Try TLA+ (learntla.com) for concurrency, Alloy Analyzer for structure, and SPARK or Frama-C for code-level stuff. See if you can feed TLA+ or Alloy properties into stuff like SPARK. E-SPARK did that with Event-B. These are the low-hanging fruit for verification vs full build out in Coq or Isabelle. Then, you write checkers for it to apply testing like KLEE, property-based, or fuzz testing.
These will get you close to full verification with less work. Each of the three languages has been used in a lots of CompSci and industrial work. Note that SPIN is similar to TLA+ and you can Google its industrial use for ideas of TLA+ power in concurrency analysis.
Java also has code-level specification language called JML, with a rich set of verification tools[1] (in fact, Frama-C's specification language, ACSL, was heavily inspired by JML).
Also, if you know TLA+, there's little reason to learn Alloy as well, as TLA+ is a superset of its features (as well as of Event-B, and you can compile TLA+ to Event-B to use its tools[2])
SPIN is not so similar to TLA+, as its language, Promella, is relatively low-level, while TLA+ allows an arbitrary level of detail, and so is well suited to specify very large, very complex applications, rather than small, well-contained ones.
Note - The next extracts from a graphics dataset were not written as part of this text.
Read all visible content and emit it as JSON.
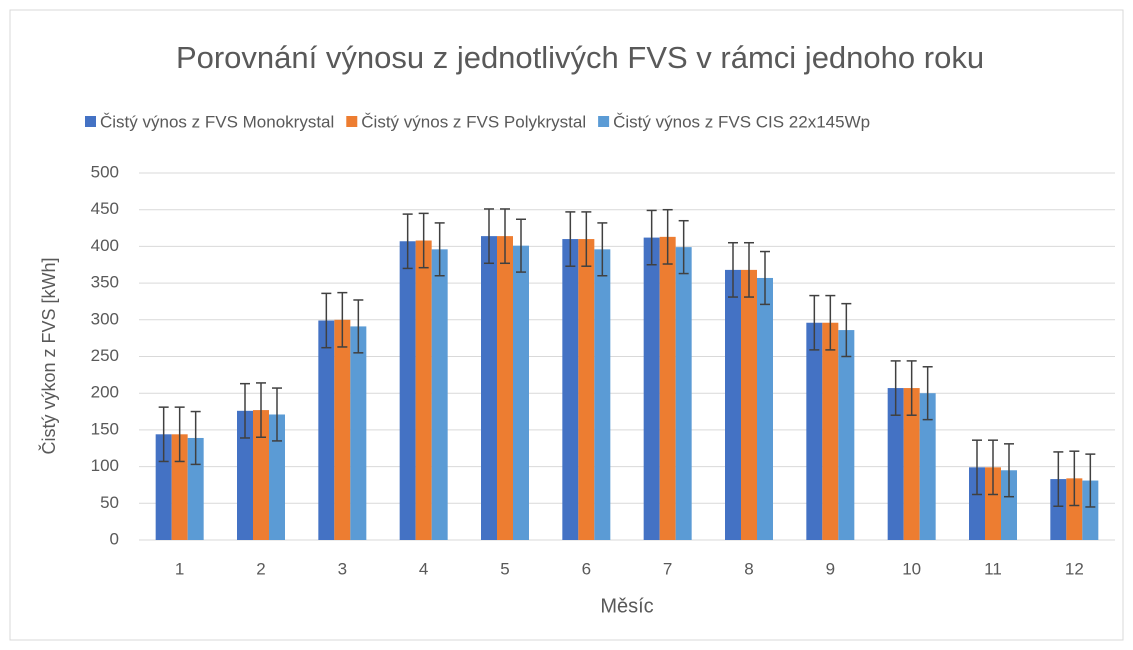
{
  "chart_data": {
    "type": "bar",
    "title": "Porovnání výnosu z jednotlivých FVS  v rámci jednoho roku",
    "x_label": "Měsíc",
    "y_label": "Čistý výkon z FVS [kWh]",
    "categories": [
      "1",
      "2",
      "3",
      "4",
      "5",
      "6",
      "7",
      "8",
      "9",
      "10",
      "11",
      "12"
    ],
    "series": [
      {
        "name": "Čistý výnos z FVS Monokrystal",
        "color": "#4472c4",
        "values": [
          144,
          176,
          299,
          407,
          414,
          410,
          412,
          368,
          296,
          207,
          99,
          83
        ],
        "errors": [
          37,
          37,
          37,
          37,
          37,
          37,
          37,
          37,
          37,
          37,
          37,
          37
        ]
      },
      {
        "name": "Čistý výnos z FVS Polykrystal",
        "color": "#ed7d31",
        "values": [
          144,
          177,
          300,
          408,
          414,
          410,
          413,
          368,
          296,
          207,
          99,
          84
        ],
        "errors": [
          37,
          37,
          37,
          37,
          37,
          37,
          37,
          37,
          37,
          37,
          37,
          37
        ]
      },
      {
        "name": "Čistý výnos z FVS CIS 22x145Wp",
        "color": "#5b9bd5",
        "values": [
          139,
          171,
          291,
          396,
          401,
          396,
          399,
          357,
          286,
          200,
          95,
          81
        ],
        "errors": [
          36,
          36,
          36,
          36,
          36,
          36,
          36,
          36,
          36,
          36,
          36,
          36
        ]
      }
    ],
    "ylim": [
      0,
      500
    ],
    "yticks": [
      0,
      50,
      100,
      150,
      200,
      250,
      300,
      350,
      400,
      450,
      500
    ],
    "grid": true,
    "legend": "top"
  }
}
Also, if you absolutely must write proofs and have the considerable resources, I believe that Promella requires proving in Isabelle (which takes a long time to learn), while TLA+ has its own user-friendly proof language that hides Isabelle under the covers.
Most people that use these tools told me TLA+ and Alloy do different things with their automated tooling. They usually say TLA+ looks at ordering of things with Alloy looking at structuring. I only found a few people comparing them directly, though. Do you have a resource showing TLA+ does same thing as Alloy or as easily?
Re SPIN
Im saying they were used similarly. You wrote in one artocle like set theory, model-checking for temporal errors, and so on are new. That was the default in high-assurance decades ago using things like Z specs with SPIN for concurrency. Then, they tried to go for verifying high-level code, then rough code, code then assembly, and so on with refinement proofs. However, it started with algorithmic verification with specs in set theory, first-order logic, and ASM's. Writeups like yours tell me Lamport's concept was to similarly use those easier formalisms leaving off anything but the algorithm. Then add more automation to get more bang for buck for more developers. A good idea since the subset of that which Z and SPIN offered had already prevented serious, sometimes deep, errors in prior systems.
Now, far as SPIN, it was used to chech the properties of concurrency models, hardware specs, caching, protocols, standards, and distributed systems. Industry found bugs in all these things using it with relatively little training vs other methods that required rare specialists. Sound familiar? TLA+ now shows up as tool of choice for quite a few of those areas with SPIN still used a lot due to maturity & being well-known. That's why I said they're similar: people are specifying and model checking similar things with them similarly with much less effort than provers.
The easier proving on TLA+ and high-level nature are real benefits ovee SPIN. It's why I recommend TLA+. ;)
> Do you have a resource showing TLA+ does same thing as Alloy or as easily?
See, Why Amazon Chose TLA+[1]. They found Alloy pleasant enough but a bit weirder than TLA+, and TLA+ is richer in terms of expressivity and features. I learned Alloy and played with it after knowing TLA+ well, and while I think it is an extremely nice and useful tool (although its syntax is indeed weird), it is absolutely trivial to express anything you can in Alloy in TLA+, and that's without even TLA (i.e., just the +). Their tooling is a bit different, so I guess there may be cases where Alloy would be more convenient even if you already know TLA+.
> Im saying they were used similarly. ...
Yeah. Deep formal methods are, in general, much more similar to one another than they are different.
The only in-depth study I know about is "Alloy meets TLA+".[1] Their conclusion was that Alloy is much more flexible and easier to use _unless_ your system is dynamic, because you have to manually model time in Alloy.
Design verification using TLA+ and Alloy is a completely different game than verification at the level of code as in Verdi. While there are plenty of studies saying design verification is good in general, I'm not aware of any studies saying that (or quantifying to what degree) it gets you close to implementation verification. On the flip side, the classic paper on the implementation of Paxos hints at just at how wide the gap is between design and running systems: https://research.google.com/archive/paxos_made_live.html
While Frama-C style verification works well out-of-the-box for proving single-threaded, isolated programs correct, one has to make a major effort to capture assumption-heavy distributed systems behavior using ghost code and other tricks. The only effort I'm aware of in this direction is the following, which uses the VCC tool: http://madhu.cs.illinois.edu/evcons.pdf
These will get you close to full verification with less work. Each of the three languages has been used in a lots of CompSci and industrial work. Note that SPIN is similar to TLA+ and you can Google its industrial use for ideas of TLA+ power in concurrency analysis.